Generally speaking, Dazen’s production schedule is full to early October; our sales team is starting to discuss fall and winter jobs. If you’re interested in working with us and want a reasonable production schedule, we recommend starting discussion with us soon for any upcoming projects so that you secure a place in the production schedule.
We have a few grain-matched curved beam trusses in progress as well as other interesting projects coming this summer such as using 30 x 30-in. timber in a stairway. We will feature these in our August newsletter.
Timber is tricky, and to achieve predictable, consistent results, Daizen specializes in controlling it. Many people don’t understand how wood can be so varied in its behavior: wood is wood, right? Well, in fact, there are many, many variables. Wood fiber is a natural product. No two trees, even of the same species, are exactly the same; timbers behave differently in different drying processes (air or kiln dry, for example).
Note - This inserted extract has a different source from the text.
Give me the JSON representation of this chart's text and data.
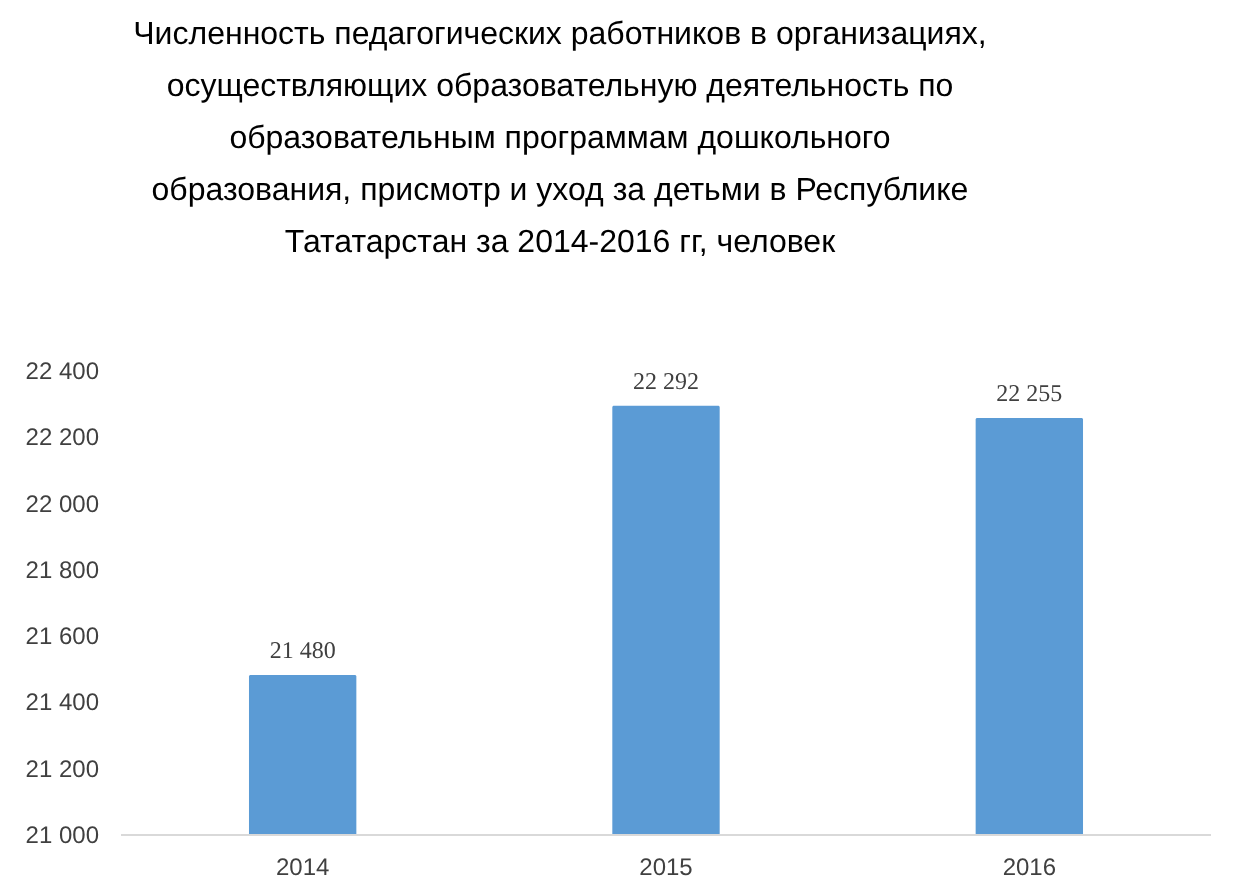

Part of our timber drying test.
To clarify how we evaluate information, we conducted a test of kiln drying behavior, comparing two species of Douglas fir (coastal and interior) that we use very frequently. We compared wood from two locations on each tree (boxed heart: BH; free of heart center: FOHC) and, for the interior D. fir, we also compared two stages of dryness:green—live when cut—and standing dead (SD). (Coastal D. fir is not subject to as many fires, since it’s much wetter.)
Timbers are planed square, to exact size, in order to monitor the changes after drying.
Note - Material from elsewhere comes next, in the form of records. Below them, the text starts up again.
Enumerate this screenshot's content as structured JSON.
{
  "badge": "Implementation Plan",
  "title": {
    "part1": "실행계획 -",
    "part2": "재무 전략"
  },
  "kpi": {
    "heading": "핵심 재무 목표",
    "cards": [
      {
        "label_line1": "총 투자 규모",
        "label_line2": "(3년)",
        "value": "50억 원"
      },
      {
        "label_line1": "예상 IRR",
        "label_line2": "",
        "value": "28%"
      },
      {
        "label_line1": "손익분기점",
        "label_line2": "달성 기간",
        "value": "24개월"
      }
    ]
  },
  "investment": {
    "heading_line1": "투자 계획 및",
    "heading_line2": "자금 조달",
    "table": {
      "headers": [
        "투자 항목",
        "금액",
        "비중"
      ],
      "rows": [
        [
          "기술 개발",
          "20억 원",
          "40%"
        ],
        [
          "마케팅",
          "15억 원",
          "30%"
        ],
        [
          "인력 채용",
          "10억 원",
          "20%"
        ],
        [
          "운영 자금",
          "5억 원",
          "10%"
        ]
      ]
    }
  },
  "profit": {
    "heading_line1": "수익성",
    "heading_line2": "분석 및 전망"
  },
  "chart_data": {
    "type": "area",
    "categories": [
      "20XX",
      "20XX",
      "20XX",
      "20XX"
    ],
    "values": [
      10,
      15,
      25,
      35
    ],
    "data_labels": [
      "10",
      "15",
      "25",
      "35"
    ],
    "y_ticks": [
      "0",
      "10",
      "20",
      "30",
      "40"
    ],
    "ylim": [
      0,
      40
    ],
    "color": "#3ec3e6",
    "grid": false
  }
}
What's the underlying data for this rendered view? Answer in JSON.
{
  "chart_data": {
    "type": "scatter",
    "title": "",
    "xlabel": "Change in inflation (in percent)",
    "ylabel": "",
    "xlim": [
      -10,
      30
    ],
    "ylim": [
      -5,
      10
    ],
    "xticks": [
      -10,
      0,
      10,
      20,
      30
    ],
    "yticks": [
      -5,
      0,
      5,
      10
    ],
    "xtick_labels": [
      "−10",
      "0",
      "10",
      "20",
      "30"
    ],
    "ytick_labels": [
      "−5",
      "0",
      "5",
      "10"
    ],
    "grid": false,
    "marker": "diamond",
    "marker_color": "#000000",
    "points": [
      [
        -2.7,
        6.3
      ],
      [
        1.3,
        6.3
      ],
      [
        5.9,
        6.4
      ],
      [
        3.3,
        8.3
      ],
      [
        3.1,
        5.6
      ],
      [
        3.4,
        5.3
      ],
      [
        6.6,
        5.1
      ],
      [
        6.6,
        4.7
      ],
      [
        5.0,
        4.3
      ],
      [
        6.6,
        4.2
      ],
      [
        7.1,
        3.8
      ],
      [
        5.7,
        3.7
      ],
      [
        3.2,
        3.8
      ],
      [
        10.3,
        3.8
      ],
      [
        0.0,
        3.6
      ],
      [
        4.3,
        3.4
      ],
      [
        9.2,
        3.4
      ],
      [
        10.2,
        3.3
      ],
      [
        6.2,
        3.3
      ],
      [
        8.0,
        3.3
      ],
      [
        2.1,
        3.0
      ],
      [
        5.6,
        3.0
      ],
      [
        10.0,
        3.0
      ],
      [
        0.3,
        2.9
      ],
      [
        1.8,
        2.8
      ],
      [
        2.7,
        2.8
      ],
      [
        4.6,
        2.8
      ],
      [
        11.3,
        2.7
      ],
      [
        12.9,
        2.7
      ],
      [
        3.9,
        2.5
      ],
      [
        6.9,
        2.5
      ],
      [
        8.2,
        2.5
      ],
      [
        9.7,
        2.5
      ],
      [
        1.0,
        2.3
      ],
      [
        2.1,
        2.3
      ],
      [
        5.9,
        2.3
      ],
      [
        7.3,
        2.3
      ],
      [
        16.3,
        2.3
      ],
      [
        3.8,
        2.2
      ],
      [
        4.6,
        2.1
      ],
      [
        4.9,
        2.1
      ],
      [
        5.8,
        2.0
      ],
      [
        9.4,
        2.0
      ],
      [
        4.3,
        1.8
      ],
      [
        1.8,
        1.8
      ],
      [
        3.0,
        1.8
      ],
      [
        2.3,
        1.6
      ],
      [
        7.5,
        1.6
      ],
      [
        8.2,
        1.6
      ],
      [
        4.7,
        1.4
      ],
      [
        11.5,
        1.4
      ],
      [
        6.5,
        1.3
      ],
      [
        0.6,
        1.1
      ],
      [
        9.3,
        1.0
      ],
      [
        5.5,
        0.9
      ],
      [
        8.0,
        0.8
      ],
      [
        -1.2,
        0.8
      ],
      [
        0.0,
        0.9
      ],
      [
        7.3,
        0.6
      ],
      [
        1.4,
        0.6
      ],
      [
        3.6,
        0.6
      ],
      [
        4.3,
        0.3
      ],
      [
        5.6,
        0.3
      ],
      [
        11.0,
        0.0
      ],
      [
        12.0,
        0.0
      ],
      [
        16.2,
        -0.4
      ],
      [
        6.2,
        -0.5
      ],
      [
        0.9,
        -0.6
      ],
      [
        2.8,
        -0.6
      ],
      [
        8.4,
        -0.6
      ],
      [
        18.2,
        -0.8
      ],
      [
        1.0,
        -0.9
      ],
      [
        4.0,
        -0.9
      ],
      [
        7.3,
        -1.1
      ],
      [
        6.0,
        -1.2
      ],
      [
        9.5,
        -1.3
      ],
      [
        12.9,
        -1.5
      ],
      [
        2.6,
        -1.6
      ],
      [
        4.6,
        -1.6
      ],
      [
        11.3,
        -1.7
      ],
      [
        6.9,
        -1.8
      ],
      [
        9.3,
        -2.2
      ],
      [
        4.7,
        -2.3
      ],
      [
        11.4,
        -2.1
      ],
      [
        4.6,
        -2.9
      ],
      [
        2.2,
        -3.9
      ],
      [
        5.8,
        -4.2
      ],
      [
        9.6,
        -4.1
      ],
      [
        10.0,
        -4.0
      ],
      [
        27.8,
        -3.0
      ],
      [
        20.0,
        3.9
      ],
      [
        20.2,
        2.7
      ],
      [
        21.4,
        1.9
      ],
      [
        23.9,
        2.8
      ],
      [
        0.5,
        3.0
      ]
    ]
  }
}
The coast’s mild, rainy climate causes trees to grow larger and faster. In the interior’s climate, colder winters and hotter summers make for slow growth and very tight winter growth rings, which in turn means the fiber is denser than the coastal version.
We took samples by drilling to the core and placing the chips into sealed containers so as not to lose moisture.
We prepared six timber samples (coastal D. fir: BH and FOHC; interior D. fir: BH green and SD; FOHC green and SD) and planed them to the exact same size (7½ x 11½ in.) to measure the dimension loss—shown in this PDF chart in the “After drying” row. This chart is a comprehensive report of all our test results.
A normal moisture meter gives only an indication of moisture, not a precise reading. Moisture varies even in different spots in one timber; accuracy requires taking several readings to arrive at an average read. The most accurate measure comes from several readings plus measuring the weight difference after drying.
This moisture meter measures the weight difference before and after drying in its built-in oven. It also calculates for moisture content. This can also be done with an accurate scale and a microwave at home.
Since BH timber often splits lengthwise, kiln drying it may result in dryer timber since more surface area is open to moisture escaping. So we tested both BH and FOHC timber, for further comparison.
Our conclusions: if kiln drying, coastal Doug fir gives better results, but interior Doug fir may perform better in air drying. We have several test sets in air drying now; the full cycle will take two to three years, and we are measuring every couple of months.
Samples resting on their timbers after kiln drying.